A saleswoman picks gold necklaces to show it to a customer inside a jewellery showroom on the occasion of Akshaya Tritiya, a major gold buying festival, in Kochi, India. Photograph:( Reuters )
The fall in consumption in the world's second-biggest market of the metal could brake global prices, up 17 per cent so far in 2019.
India's gold demand is expected to fall to its lowest level in three years in 2019, the World Gold Council (WGC) said on Tuesday, as domestic prices climb to a record against a backdrop of falling earnings in rural areas, a key source of custom for the precious metal.
Gold demand in 2019 could drop 8 per cent from a year ago to around 700 tonnes, the lowest since 2016, said Somasundaram PR, the managing director of WGC's Indian operations. In a report, the WGC said India's gold consumption in the quarter ended September slumped nearly a third from a year ago to 123.9 tonnes.
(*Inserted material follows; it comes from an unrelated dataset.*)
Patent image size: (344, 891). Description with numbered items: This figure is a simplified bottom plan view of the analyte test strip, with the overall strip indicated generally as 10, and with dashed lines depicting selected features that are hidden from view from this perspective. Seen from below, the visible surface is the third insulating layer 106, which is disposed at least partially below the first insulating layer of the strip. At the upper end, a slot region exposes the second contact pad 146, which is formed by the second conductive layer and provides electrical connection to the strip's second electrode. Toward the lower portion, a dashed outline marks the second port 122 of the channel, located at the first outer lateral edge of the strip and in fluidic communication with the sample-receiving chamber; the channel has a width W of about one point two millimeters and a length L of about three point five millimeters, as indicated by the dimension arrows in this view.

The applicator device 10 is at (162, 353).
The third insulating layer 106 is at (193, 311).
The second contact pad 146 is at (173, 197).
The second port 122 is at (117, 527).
The fall in consumption in the world's second-biggest market of the metal could brake global prices, up 17 per cent so far in 2019, but a drop in imports could also help ease the country's trade deficit, supporting the rupee.
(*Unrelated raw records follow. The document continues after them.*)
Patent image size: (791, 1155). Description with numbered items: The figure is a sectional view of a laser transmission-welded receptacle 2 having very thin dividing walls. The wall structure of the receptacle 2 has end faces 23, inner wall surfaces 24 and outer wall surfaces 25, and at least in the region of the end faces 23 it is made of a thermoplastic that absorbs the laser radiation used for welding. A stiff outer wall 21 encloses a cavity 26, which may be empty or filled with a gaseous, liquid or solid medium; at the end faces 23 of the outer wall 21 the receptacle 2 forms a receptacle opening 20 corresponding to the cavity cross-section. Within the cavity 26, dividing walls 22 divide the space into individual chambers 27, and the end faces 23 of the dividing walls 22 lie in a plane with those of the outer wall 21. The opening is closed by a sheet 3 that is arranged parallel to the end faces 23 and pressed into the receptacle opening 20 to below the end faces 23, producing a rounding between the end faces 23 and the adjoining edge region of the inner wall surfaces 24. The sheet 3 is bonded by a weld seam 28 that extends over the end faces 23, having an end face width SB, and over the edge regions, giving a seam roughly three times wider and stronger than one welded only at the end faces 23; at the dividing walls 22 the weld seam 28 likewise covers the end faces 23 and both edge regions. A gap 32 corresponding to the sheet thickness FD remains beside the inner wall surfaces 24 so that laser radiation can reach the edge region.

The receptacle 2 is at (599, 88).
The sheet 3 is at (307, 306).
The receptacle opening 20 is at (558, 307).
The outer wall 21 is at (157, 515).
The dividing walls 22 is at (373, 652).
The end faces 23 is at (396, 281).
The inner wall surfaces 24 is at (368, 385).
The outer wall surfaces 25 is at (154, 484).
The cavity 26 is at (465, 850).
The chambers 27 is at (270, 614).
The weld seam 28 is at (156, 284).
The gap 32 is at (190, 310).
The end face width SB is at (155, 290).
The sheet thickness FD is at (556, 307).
"Along with higher prices, gold demand is getting affected by weak rural sentiment," said WGC official Somasundaram. "Excess monsoon rains have damaged crops," the official noted.
Two-thirds of India's gold demand comes from rural areas, where jewellery is a traditional store of wealth.
India received its highest monsoon rainfall in 25 years during the June-September season, with rains continuing even in October, damaging summer-sown crops such as cotton, soybeans and pulses ready for harvesting.
In September, local gold futures hit an all-time high of 39,885 rupees per 10 grams. They have risen about 22 per cent so far in 2019, tracking a rally in global prices as well as reflecting a depreciation in the rupee.
A spike in domestic gold prices and a hike in the import duty slashed demand during the July-September, the WGC said. In the first week of July, India raised the import duty on gold to 12.5 per cent from 10 per cent.
In the key quarter ending December 31, demand is likely to be lower than last year's 236.5 tonnes, Somasundaram said, but the drop is unlikely to be as steep as in the July-September quarter.
Demand usually rises in the October-December quarter due to the wedding season and festivals such as Diwali, when buying bullion is considered auspicious.
Many Indians are using the rally in prices to liquidate their gold ornaments, the WGC official said, forecasting scrap gold supplies in India could jump 38 per cent in 2019 to around 120 tonnes.